Members of the right-wing House Freedom Caucus are seeing the first dividends from the deal they struck to give House Speaker Kevin McCarthy (R-Calif.) his gavel: prime committee assignments.
Why it matters: The plum postings for Republican rebels fulfill a key concession McCarthy made, handing conservatives greater influence over the GOP conference's congressional probes and legislative agenda.
Driving the news: The powerful House Oversight Committee, which is set to be the clearinghouse for many of the GOP's marquee investigations into the Biden administration, is adding half a dozen Freedom Caucus members and McCarthy rebels to its ranks.
- That includes Reps. Byron Donalds (R-Fla.), Paul Gosar (R-Ariz.), Scott Perry (R-Pa.) and Anna Paulina Luna (R-Fla.) — who initially opposed McCarthy during the speaker election before striking a deal — and Rep. Lauren Boebert (R-Colo.), who refused to vote for him.
- Another addition is Rep. Marjorie Taylor Greene (R-Ga.), a right-wing McCarthy ally who, like Gosar, was booted from committees by Democrats and a handful of Republicans in 2021.
The Freedom Caucus nabbed a new committee gavel — on top of Rep. Jim Jordan's (R-Ohio) chairmanship of the Judiciary Committee — with Rep. Mark Green (R-Tenn.) beating out more moderate Rep. Dan Crenshaw (R-Texas) to lead the Homeland Security Committee last week.
- Greene and Rep. Eli Crane (R-Ariz.) — a freshman who, like Boebert, refused to back McCarthy for speaker and instead voted present — received seats on that committee.

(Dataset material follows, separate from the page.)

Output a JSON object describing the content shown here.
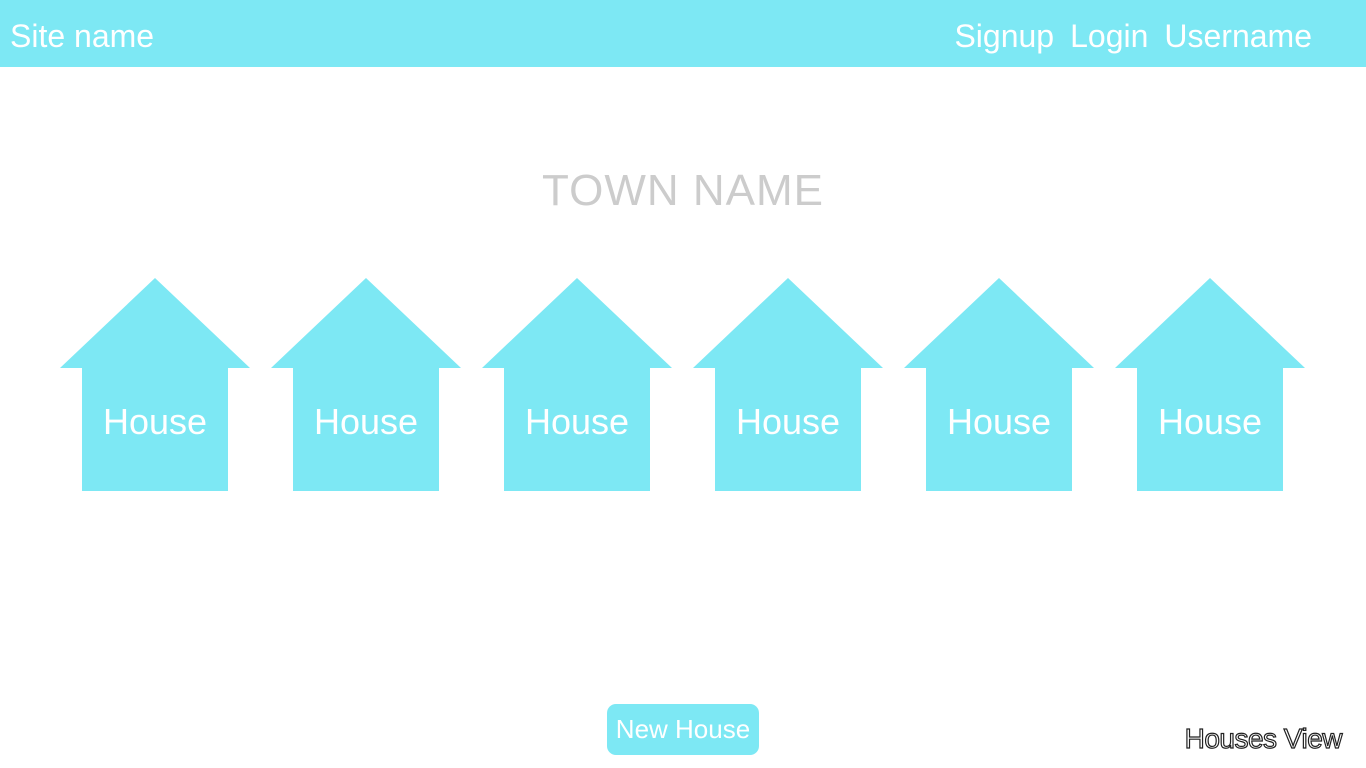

- Rep. Andy Harris (R-Md.), another McCarthy detractor who eventually got in line, won the gavel of the House Appropriations subcommittee on agriculture.
- Leading rebel Rep. Matt Gaetz (R-Fla.) retained his seats on the Judiciary Committee, where articles of impeachment against Biden officials would originate, and Armed Services.
- And nearly every "A" committee — the four most desirable panels — got new members associated with the Freedom Caucus: Reps. Andrew Clyde (R-Ga.) and Michael Cloud (R-Texas) will serve on Appropriations, while Donalds and Rep. Andy Ogles (R-Tenn.) will be on Financial Services.
What they're saying: Members of the GOP steering committee argued that McCarthy's foes in the speaker election — including those who held firm in refusing to vote for him — were richly rewarded in the committee assignment process.
- "I was watching that and I thought, 'Maybe there will be some retribution,'" Rep. Mike Kelly (R-Pa.) told Axios. "Honestly, it was so fair, right across the board ... there's no residual from [the speaker election], nobody had a hangover."
- Rep. Richard Hudson (R-N.C.) said: "We as a steering committee focused on making sure there was balance on all the committees. I think the speaker did a good job with it."
What we're watching: One of the biggest concessions McCarthy gave to hardliners was a commitment to appoint three conservatives to the Rules Committee, which holds considerable sway over what legislation is brought to the House floor.
- Unlike with most committees, members of the Rules Committee are tapped by their party's leaders, giving McCarthy sole discretion over which Republicans get appointed.